I suppose this all means that the PowerG5 can move lots of information around much faster then a normal x86. Now if the CPU/memory stuff can utilize it, that would make it a Intel-Killer in terms of raw performance. Still needs some catching to do in the mhz department, though. Technically the G5 is a nice modern design with the latest stuff.
I think that it may be superior when doing a lot of multitasking do to the dual cpu design, and in things that require much I/O speed, like video editing. But that's just speculation.

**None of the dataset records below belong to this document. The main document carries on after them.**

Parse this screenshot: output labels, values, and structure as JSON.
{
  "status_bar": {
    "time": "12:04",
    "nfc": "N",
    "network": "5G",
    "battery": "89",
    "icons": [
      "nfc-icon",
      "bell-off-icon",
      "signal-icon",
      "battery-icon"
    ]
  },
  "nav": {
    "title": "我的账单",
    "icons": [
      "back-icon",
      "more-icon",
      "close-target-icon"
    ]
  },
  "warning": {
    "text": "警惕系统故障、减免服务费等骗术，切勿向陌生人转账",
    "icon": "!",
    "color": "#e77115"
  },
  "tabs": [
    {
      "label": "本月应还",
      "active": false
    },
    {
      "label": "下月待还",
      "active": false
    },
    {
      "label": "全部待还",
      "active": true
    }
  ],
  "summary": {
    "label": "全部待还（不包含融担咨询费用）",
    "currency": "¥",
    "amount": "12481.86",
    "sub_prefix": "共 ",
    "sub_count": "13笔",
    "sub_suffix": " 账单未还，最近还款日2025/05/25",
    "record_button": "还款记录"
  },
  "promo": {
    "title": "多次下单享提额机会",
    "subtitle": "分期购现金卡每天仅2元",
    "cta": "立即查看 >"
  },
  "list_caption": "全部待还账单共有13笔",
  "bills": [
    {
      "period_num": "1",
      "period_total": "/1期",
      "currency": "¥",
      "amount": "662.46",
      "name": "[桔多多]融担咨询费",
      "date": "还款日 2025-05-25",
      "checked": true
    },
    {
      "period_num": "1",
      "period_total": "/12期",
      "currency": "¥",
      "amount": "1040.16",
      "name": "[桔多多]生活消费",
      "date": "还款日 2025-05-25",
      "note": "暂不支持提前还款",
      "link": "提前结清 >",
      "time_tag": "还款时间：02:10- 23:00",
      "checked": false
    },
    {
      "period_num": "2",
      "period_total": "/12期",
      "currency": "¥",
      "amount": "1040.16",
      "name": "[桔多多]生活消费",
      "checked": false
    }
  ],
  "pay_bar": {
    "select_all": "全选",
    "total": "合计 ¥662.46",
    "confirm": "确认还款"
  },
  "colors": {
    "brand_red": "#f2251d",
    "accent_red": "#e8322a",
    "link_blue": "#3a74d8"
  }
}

Personally I would love to have a powerG5
If you compare it to other pre-built computers like the Voodoo F-class (64bit amd fx-51 $2700) it is priced very competatively.
Then it becomes a question of what you prefer. Windows or OS X. I am a Linux user so It's nice to have the ability to run in 100% native 64-mode in AMD64 platform. (SuSE pro
$79). Also can run well on the PowerG5.
ALso something going for the Apple's in the quality of build for the computer. The guy that designed the case is suppose to be a industrial desinger genius. The 9 fans keep everything cool and the entire computer is suppose to be sub-whisper quiet. The way the air flow is designed to keep the enterior dust free.
I'd bet that the FX-51 still have a edge on raw performance, though. Also x86/windows is the way to go if your a big gamer.